[ PROMPT_NODE_23792 ]
clickhouse-io
[ SKILL_DOCUMENTATION ]
# ClickHouse 分析模式
针对高性能分析和数据工程的 ClickHouse 特定模式。
## 概述
ClickHouse 是一个用于联机分析处理 (OLAP) 的列式数据库管理系统 (DBMS)。它针对大规模数据集上的快速分析查询进行了优化。
**关键特性:**
- 列式存储
- 数据压缩
- 并行查询执行
- 分布式查询
- 实时分析
## 表设计模式
### MergeTree 引擎 (最常用)
sql
CREATE TABLE markets_analytics (
date Date,
market_id String,
market_name String,
volume UInt64,
trades UInt32,
unique_traders UInt32,
avg_trade_size Float64,
created_at DateTime
) ENGINE = MergeTree()
PARTITION BY toYYYYMM(date)
ORDER BY (date, market_id)
SETTINGS index_granularity = 8192;
### ReplacingMergeTree (去重)
sql
-- 用于可能存在重复的数据 (例如来自多个源)
CREATE TABLE user_events (
event_id String,
user_id String,
event_type String,
timestamp DateTime,
properties String
) ENGINE = ReplacingMergeTree()
PARTITION BY toYYYYMM(timestamp)
ORDER BY (user_id, event_id, timestamp)
PRIMARY KEY (user_id, event_id);
### AggregatingMergeTree (预聚合)
sql
-- 用于维护聚合指标
CREATE TABLE market_stats_hourly (
hour DateTime,
market_id String,
total_volume AggregateFunction(sum, UInt64),
total_trades AggregateFunction(count, UInt32),
unique_users AggregateFunction(uniq, String)

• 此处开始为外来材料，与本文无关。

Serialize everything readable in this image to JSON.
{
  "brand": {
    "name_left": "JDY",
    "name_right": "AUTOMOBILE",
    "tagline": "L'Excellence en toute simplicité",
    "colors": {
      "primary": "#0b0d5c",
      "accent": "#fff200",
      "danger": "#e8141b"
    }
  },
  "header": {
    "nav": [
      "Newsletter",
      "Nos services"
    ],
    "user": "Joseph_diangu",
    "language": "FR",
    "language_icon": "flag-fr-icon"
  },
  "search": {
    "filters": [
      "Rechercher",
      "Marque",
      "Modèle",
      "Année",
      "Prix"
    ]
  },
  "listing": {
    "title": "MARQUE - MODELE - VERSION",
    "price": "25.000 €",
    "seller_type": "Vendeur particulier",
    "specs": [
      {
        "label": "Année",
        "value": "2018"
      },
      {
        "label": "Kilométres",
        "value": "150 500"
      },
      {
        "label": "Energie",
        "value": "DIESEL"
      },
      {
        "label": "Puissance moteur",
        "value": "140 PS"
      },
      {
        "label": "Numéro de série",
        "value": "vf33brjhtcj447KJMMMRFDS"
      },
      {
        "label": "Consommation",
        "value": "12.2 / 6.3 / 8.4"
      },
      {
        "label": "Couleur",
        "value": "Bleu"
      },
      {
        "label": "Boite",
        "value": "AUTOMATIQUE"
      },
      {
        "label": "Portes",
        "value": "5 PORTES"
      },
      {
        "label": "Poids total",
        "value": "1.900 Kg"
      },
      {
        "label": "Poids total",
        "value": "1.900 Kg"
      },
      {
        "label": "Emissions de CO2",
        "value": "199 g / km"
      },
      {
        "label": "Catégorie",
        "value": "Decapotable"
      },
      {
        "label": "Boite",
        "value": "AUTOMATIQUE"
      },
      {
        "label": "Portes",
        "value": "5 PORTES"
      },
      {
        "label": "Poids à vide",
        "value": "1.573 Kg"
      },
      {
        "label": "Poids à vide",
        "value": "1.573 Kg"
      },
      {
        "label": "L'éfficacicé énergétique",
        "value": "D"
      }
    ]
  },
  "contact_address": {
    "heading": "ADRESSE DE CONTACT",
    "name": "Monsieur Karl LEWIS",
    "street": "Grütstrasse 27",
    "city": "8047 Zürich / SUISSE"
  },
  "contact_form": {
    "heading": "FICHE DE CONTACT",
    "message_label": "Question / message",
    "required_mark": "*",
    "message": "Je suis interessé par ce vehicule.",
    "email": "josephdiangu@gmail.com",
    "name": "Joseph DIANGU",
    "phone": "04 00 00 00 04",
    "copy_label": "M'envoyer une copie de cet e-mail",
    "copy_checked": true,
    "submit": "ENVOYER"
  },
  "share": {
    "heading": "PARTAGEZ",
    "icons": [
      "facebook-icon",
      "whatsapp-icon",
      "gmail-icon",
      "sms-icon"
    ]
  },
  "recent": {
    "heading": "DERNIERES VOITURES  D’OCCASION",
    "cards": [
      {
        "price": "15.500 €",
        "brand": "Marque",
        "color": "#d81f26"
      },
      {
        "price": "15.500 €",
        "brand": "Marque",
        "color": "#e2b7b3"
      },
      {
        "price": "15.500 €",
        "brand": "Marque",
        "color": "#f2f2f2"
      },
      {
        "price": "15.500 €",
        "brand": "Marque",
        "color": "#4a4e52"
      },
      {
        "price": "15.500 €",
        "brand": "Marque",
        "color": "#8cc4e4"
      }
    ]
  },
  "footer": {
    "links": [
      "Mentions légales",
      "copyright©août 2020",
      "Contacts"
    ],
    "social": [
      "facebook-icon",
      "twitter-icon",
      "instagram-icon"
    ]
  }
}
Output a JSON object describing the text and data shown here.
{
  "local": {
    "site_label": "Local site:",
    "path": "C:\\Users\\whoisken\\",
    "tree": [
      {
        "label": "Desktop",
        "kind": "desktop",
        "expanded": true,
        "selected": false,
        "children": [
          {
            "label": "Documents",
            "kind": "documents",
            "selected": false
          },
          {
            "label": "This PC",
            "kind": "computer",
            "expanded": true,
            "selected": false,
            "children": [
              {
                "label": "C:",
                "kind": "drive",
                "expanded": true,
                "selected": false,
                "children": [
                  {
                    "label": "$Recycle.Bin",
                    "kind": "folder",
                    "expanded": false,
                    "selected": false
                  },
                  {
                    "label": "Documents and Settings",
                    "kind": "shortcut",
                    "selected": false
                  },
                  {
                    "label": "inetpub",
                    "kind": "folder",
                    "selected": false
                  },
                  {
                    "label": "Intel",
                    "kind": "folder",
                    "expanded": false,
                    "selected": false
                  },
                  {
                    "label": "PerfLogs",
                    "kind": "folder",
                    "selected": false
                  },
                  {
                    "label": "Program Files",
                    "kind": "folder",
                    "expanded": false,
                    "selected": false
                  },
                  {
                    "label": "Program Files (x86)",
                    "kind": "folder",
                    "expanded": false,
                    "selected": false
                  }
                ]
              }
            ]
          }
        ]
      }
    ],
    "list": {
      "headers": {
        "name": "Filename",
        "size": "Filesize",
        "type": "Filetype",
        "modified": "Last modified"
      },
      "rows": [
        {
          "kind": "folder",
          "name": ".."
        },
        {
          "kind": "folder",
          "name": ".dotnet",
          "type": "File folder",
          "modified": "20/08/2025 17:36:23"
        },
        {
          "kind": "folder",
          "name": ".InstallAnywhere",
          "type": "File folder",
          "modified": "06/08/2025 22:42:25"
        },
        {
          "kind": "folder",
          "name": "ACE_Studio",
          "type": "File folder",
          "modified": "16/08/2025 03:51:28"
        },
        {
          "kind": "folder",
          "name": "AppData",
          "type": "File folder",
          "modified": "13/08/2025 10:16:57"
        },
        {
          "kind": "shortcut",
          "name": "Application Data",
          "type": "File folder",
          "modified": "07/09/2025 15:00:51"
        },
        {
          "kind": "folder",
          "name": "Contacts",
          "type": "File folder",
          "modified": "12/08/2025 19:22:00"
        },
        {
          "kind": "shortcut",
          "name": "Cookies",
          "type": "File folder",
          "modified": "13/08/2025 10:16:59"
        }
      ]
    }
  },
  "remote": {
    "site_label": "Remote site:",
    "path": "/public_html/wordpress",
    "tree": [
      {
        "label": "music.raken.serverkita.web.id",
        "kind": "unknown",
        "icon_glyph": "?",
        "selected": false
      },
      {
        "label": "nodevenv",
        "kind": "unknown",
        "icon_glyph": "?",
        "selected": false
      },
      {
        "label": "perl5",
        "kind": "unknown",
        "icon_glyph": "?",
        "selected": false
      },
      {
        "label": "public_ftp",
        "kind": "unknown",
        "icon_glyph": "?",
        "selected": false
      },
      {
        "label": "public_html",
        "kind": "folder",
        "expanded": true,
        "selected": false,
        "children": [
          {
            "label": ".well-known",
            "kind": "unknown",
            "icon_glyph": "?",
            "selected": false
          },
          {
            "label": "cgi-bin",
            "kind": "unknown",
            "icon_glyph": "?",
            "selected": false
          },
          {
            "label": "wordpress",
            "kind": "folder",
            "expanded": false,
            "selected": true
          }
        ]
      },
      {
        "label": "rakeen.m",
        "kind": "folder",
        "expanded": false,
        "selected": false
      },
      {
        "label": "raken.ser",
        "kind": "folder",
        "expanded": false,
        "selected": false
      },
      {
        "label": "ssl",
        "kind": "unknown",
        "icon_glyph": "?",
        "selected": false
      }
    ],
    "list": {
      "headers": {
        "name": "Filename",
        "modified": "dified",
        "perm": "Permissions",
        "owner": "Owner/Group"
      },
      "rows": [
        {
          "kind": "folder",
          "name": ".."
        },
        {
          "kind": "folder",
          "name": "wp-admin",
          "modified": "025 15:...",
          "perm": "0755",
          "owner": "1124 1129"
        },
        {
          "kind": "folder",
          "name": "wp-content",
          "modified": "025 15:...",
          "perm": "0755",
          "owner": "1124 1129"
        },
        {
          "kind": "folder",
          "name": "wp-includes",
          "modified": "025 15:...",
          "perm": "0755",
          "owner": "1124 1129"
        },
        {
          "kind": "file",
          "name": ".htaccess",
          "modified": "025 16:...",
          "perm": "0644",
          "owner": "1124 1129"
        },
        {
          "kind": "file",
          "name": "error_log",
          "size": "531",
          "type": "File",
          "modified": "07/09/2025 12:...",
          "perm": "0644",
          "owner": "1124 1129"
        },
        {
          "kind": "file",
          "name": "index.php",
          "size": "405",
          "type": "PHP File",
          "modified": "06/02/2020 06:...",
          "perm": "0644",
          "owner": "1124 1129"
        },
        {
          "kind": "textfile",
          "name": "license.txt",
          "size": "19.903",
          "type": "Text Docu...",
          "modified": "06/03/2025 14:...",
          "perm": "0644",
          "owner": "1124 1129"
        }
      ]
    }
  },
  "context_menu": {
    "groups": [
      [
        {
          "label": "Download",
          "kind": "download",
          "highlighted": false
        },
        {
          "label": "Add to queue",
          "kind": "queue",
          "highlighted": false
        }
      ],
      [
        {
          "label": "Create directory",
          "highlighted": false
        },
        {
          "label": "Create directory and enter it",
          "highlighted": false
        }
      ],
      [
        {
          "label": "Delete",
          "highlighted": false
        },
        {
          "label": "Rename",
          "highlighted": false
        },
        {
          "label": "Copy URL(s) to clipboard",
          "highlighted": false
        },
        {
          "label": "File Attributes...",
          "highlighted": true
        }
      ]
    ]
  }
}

) ENGINE = AggregatingMergeTree()
PARTITION BY toYYYYMM(hour)
ORDER BY (hour, market_id);
-- 查询聚合数据
SELECT
hour,
market_id,
sumMerge(total_volume) AS volume,
countMerge(total_trades) AS trades,
uniqMerge(unique_users) AS users
FROM market_stats_hourly
WHERE hour >= toStartOfHour(now() - INTERVAL 24 HOUR)
GROUP BY hour, market_id
ORDER BY hour DESC;
## 查询优化模式
### 高效过滤
sql
-- ✅ 好:优先使用索引列
SELECT *
FROM markets_analytics
WHERE date >= '2025-01-01'
AND market_id = 'market-123'
AND volume > 1000
ORDER BY date DESC
LIMIT 100;
-- ❌ 差:优先在非索引列上过滤
SELECT *
FROM markets_analytics
WHERE volume > 1000
AND market_name LIKE '%election%'
AND date >= '2025-01-01';
### 聚合
sql
-- ✅ 好:使用 ClickHouse 特有的聚合函数
SELECT
toStartOfDay(created_at) AS day,
market_id,
sum(volume) AS